= Tearing Ledge Wreck =

The Tearing Ledge Wreck consists of the remains of a ship, possibly one of the ships belonging to Admiral Cloudisley Shovell's fleet of 21 vessels returning from the Siege of Toulon via Gibraltar, that were found in 1969 on Tearing Ledge, Western Rocks, Isles of Scilly. The site was designated under the Protection of Wrecks Act on 12 February 1975. The wreck is a Protected Wreck managed by the National Heritage List for England.

== The wreck ==
The site includes 65 iron guns, cannon balls, an anchor, a glass bottle and other glass fragments, and some lead scupper pipes. The ships bell dated to 1701, three lead containers, and some gold and silver coins were also recovered. The wreck sits on Tearing Ledge in a steep-sided gully.

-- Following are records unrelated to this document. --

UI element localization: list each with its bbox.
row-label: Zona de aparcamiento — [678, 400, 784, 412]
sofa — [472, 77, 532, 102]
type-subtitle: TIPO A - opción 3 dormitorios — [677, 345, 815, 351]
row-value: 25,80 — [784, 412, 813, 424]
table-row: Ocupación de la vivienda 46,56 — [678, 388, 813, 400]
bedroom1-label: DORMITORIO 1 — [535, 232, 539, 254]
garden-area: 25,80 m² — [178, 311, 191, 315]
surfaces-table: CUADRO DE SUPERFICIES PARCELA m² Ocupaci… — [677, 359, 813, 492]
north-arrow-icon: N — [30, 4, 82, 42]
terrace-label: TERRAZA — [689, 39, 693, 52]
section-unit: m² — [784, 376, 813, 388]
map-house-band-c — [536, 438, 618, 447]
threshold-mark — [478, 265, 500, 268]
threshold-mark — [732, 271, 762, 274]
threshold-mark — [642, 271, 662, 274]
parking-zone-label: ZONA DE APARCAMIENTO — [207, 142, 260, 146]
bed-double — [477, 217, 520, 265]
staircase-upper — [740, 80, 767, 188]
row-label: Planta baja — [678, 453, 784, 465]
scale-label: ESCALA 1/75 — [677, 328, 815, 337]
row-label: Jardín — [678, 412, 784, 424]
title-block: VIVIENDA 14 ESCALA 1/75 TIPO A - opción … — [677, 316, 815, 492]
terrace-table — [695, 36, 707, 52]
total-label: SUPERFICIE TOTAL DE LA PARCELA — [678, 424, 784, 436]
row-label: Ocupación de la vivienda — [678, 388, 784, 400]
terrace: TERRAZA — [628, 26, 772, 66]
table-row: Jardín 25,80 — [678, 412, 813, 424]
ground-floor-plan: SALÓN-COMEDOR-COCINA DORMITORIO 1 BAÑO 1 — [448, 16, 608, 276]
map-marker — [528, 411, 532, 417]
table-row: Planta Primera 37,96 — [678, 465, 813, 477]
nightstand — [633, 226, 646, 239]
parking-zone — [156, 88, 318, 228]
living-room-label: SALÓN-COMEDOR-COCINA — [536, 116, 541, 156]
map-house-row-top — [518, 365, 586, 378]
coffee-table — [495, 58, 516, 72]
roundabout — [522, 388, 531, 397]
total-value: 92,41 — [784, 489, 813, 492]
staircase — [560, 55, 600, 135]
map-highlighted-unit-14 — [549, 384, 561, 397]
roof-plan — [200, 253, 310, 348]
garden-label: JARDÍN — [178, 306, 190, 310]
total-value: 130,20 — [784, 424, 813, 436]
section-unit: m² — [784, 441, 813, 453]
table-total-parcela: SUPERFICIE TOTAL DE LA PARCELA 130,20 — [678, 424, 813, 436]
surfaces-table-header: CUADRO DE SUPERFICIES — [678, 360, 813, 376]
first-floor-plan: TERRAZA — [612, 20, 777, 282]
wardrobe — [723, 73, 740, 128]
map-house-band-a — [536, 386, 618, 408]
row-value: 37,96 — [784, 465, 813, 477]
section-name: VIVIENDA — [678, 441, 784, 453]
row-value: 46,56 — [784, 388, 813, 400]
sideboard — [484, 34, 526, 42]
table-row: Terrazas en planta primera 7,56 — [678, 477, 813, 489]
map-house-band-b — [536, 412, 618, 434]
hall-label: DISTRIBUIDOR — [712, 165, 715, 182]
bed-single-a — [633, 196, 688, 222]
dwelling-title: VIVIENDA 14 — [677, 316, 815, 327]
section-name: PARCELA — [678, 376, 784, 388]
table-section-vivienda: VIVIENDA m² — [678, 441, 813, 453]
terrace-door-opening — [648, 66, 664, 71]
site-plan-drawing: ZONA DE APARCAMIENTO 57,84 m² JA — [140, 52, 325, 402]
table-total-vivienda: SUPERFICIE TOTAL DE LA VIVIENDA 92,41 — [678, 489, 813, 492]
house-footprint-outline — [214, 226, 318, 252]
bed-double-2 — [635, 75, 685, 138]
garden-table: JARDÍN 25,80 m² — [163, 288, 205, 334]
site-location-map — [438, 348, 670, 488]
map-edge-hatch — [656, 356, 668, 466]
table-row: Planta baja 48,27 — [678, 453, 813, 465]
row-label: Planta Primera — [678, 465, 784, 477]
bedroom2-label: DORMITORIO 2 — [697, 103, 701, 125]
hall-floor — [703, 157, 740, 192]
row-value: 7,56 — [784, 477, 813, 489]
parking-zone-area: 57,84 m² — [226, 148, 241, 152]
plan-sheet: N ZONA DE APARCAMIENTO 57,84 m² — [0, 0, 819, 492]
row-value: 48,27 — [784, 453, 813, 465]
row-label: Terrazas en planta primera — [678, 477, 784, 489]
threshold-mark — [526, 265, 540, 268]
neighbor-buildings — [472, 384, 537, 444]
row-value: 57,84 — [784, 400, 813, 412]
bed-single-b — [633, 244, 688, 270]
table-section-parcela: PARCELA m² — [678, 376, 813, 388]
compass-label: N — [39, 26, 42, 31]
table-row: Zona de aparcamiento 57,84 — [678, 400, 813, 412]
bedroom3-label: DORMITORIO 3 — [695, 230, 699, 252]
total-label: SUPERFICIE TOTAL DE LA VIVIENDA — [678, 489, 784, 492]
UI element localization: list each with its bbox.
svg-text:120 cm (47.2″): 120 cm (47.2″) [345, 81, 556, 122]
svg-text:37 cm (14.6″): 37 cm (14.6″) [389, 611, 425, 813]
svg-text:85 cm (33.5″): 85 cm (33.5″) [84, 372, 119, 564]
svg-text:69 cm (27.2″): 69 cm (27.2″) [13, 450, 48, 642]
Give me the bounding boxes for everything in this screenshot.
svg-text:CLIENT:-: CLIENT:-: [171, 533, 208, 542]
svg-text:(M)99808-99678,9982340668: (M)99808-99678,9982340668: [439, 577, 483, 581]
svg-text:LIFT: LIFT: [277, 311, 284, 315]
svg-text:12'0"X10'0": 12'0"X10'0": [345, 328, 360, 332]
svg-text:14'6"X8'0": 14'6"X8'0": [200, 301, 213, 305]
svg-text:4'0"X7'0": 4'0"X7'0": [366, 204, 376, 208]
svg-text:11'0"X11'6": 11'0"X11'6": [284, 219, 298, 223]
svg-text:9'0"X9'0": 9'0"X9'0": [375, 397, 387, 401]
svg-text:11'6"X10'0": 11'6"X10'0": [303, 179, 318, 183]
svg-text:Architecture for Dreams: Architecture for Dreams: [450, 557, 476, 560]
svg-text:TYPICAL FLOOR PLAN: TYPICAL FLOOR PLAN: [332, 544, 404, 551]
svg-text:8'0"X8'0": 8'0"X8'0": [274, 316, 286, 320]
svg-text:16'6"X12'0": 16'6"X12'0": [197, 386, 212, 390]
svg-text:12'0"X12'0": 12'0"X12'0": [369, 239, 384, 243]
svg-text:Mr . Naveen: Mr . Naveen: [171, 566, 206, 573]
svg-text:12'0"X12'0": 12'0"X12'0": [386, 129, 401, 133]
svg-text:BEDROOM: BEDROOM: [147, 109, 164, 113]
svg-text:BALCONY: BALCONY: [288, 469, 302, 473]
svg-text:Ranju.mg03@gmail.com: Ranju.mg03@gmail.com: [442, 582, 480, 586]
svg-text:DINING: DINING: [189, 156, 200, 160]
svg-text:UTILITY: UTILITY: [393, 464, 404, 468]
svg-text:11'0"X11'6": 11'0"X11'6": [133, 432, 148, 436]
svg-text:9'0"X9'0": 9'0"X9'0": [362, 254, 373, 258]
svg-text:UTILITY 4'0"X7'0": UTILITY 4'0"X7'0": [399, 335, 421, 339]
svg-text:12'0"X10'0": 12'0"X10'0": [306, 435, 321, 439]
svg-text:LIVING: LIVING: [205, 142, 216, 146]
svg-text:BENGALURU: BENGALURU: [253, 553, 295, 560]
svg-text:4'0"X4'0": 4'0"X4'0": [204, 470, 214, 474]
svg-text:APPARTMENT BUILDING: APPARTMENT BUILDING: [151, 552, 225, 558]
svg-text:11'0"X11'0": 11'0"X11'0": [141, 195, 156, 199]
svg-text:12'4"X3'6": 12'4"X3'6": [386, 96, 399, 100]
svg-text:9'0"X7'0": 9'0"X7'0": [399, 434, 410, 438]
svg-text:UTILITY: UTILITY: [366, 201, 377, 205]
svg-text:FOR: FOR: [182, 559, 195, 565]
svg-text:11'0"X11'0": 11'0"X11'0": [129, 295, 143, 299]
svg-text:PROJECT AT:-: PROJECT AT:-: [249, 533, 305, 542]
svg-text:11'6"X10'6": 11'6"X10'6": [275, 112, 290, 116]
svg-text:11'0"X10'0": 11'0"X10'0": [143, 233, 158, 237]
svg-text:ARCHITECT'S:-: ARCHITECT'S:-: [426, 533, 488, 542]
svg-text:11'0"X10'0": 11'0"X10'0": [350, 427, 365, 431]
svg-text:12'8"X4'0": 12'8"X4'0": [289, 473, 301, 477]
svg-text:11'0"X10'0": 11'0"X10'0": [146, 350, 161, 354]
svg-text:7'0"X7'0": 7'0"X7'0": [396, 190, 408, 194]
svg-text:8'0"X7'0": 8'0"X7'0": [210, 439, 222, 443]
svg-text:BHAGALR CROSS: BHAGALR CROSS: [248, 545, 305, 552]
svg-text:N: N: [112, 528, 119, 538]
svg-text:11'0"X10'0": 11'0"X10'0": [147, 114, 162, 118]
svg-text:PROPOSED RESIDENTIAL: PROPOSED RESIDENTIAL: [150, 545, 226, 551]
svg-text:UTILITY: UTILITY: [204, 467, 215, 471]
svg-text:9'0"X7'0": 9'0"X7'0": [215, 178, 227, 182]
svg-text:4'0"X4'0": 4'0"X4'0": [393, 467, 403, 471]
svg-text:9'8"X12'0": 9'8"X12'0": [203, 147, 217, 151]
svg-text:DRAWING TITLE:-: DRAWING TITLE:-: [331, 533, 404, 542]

== Discovery and investigation ==
Remains of the wreck were found in 1969 by local divers. Survey work was undertaken in 1974-76, and further assessment was conducted in 2007/2008. In 2016 Historic England commissioned Cornwall Archaeological Unit to produce a Conservation Statement and Management Plan.

== Identity ==
It was originally believed that the wreck was that of the Romney, lost in 1707. A desk-based assessment undertaken in 2007/2008 did identify a chart by Gostello that shows the Romney as having been lost near the Tearing Ledge Site, the Romney would have carried a maximum of 54 guns, and so this identity has been discarded. Survey work carried out in 1974-76 gathered information which suggested that the Tearing Ledge wreck was that of the Eagle. The Eagle has been marked on the Gostello chart as having been lost on the Crim, however, this could be a case of mistaken identity, as there is another 'Tearing Ledge' next to the Crim Rocks. The dating of the bell also corresponds with the recommissioning of the Eagle after a rebuild.

In 1707, Admiral Sir Cloudesley Shovell returned to England from the Mediterranean with a fleet of 21 ships when they ran aground on the Western Rocks in Scilly on the night of 22 October. Three ships, Eagle, Romney and Sir Cloudesley’s flagship Association, were lost.

No direct archaeological evidence has been recovered to confirm the identity of the wreck.